A few NH towns missed updating veterans’ property tax credits and are working to remedy the oversight
Published: 09-15-2023 5:25 PM |
Veterans in at least nine New Hampshire towns may get reduced property tax credits this year because their town meeting didn’t update local ordinances to meet a new state law.
Bow won’t be among them.
Voters in that town had failed to update the ordinance for property tax credits at town meeting in March, but speedily fixed that at a special meeting in August. In fact, they went further, increasing the credit from the previous $500 to $750 by a show of hands.
“It was proposed from the floor and there was an overwhelming vote to do that,” said Town Manager David Stack. The entire meeting, he said, barely took 15 minutes.
The issue came up because the state Legislature passed and Gov. Sununu signed into law HB 1667, which amended eligibility criteria for certain veterans’ property tax credits.
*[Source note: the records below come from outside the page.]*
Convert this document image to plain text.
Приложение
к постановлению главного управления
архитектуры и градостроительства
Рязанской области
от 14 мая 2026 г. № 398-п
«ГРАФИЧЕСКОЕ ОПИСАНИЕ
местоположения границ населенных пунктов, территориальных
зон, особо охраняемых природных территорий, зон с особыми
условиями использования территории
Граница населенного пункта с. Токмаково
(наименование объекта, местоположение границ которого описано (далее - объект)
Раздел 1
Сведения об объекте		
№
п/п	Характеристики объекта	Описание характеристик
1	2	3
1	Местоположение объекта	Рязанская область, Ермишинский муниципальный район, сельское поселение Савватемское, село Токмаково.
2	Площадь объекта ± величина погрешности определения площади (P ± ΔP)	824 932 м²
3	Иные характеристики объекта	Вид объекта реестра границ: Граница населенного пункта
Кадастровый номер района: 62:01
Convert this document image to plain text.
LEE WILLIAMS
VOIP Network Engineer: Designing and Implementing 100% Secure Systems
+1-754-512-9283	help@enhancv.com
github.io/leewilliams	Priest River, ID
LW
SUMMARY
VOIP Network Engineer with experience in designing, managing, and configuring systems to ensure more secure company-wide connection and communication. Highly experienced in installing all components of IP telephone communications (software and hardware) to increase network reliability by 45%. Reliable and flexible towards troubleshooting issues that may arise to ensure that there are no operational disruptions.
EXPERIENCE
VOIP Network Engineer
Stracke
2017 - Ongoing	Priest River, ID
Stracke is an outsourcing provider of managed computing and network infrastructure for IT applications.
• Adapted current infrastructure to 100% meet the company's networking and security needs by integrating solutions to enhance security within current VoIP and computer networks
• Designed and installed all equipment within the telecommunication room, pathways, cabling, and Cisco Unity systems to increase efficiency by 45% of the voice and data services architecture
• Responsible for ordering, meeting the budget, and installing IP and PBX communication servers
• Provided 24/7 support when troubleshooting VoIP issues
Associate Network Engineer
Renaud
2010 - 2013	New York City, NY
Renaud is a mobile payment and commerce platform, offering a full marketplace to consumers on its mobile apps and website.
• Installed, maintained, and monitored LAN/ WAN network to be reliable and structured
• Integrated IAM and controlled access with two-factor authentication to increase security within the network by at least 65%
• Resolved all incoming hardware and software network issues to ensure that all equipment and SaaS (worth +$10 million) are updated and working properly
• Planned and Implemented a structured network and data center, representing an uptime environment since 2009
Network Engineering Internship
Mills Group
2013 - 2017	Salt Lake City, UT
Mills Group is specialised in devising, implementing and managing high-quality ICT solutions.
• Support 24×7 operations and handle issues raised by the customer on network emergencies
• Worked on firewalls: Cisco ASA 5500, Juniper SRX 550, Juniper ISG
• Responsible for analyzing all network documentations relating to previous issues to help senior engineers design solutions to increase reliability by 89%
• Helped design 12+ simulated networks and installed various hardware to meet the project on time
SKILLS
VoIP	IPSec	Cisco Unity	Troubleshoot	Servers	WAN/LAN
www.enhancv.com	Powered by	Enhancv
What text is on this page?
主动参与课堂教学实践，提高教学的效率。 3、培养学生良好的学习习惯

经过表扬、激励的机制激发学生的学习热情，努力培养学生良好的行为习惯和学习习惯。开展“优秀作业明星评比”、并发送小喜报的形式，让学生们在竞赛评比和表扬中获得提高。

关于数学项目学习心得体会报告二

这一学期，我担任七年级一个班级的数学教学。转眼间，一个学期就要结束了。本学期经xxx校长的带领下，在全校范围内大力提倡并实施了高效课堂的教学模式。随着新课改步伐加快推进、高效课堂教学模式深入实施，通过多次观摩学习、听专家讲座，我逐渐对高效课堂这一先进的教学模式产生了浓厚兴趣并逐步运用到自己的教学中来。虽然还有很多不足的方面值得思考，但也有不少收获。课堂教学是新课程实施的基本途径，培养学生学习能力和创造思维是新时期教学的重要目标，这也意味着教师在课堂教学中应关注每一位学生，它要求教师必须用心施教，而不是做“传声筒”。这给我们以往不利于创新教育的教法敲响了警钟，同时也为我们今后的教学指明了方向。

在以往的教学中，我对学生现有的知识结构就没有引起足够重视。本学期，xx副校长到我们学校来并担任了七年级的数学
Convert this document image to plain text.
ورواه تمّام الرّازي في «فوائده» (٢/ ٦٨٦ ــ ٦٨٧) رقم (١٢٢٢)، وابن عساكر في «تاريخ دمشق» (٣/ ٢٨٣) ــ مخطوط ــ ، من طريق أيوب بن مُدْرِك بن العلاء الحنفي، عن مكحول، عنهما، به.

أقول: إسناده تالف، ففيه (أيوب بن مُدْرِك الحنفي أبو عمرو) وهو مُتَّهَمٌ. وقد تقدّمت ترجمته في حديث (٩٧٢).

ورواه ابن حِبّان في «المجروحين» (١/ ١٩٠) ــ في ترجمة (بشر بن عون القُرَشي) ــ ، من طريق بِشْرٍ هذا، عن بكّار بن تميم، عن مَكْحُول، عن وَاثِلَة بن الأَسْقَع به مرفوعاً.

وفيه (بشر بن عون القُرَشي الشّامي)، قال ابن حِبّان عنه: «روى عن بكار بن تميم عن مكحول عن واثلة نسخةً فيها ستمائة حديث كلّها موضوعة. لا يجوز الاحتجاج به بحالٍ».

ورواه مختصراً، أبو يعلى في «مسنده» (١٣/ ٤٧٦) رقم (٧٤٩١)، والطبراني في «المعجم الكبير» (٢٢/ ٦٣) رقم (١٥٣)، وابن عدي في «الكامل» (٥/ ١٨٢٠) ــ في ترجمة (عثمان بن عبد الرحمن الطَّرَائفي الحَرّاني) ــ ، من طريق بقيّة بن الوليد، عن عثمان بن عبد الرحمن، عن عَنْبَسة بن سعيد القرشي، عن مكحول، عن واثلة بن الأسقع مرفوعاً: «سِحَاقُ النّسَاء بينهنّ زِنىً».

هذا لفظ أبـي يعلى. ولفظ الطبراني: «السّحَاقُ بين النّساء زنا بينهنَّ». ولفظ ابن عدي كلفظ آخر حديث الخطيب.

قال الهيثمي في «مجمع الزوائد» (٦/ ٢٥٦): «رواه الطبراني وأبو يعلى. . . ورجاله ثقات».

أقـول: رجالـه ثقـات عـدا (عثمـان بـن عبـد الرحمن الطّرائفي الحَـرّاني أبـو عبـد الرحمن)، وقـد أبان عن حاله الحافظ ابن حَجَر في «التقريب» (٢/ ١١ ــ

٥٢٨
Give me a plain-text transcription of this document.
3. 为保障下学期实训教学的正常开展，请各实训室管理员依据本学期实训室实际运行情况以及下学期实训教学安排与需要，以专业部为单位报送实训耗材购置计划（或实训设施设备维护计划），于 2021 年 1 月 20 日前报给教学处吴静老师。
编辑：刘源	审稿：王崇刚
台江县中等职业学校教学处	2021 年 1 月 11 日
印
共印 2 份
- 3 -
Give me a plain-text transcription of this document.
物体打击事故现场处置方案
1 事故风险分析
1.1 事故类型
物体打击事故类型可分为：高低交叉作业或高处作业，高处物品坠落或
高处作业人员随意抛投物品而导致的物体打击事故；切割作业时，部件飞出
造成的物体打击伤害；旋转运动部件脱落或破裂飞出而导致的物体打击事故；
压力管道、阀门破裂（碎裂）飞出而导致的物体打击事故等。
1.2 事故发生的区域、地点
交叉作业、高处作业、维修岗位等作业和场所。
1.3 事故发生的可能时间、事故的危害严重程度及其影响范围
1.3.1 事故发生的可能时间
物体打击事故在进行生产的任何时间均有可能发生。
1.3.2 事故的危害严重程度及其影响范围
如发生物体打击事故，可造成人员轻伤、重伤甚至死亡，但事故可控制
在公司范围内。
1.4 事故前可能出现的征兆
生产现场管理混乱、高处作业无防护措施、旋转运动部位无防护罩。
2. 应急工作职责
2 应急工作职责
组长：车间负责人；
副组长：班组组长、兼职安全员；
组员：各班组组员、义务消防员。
That rendered local ordinances based on the earlier law null and void, automatically reducing the tax credit for military veterans to the minimum of $50. Communities that wanted to give their veterans a bigger tax break under what is known as optional or all veterans tax credits, usually $500, had to re-adopt their ordinance at 2023 town meetings.
According to Ora Lemere, assistant commissioner of the Department of Revenue Administration, which keeps track of tax credits among other things, 236 municipalities needed to re-adopt the law but nine failed to put it on the annual ballot, including Bow.
“We had missed it. The firm we use for assessing services had missed it,” said Stack.
Three of those communities that did not update the tax credit at their annual meetings – Bow, Eppingham and Unity – have remedied the issue at special meetings or indicated they will hold special meetings, Lemere said. It’s unclear what will happen with the other nine, of which Nottingham is the closest to Concord.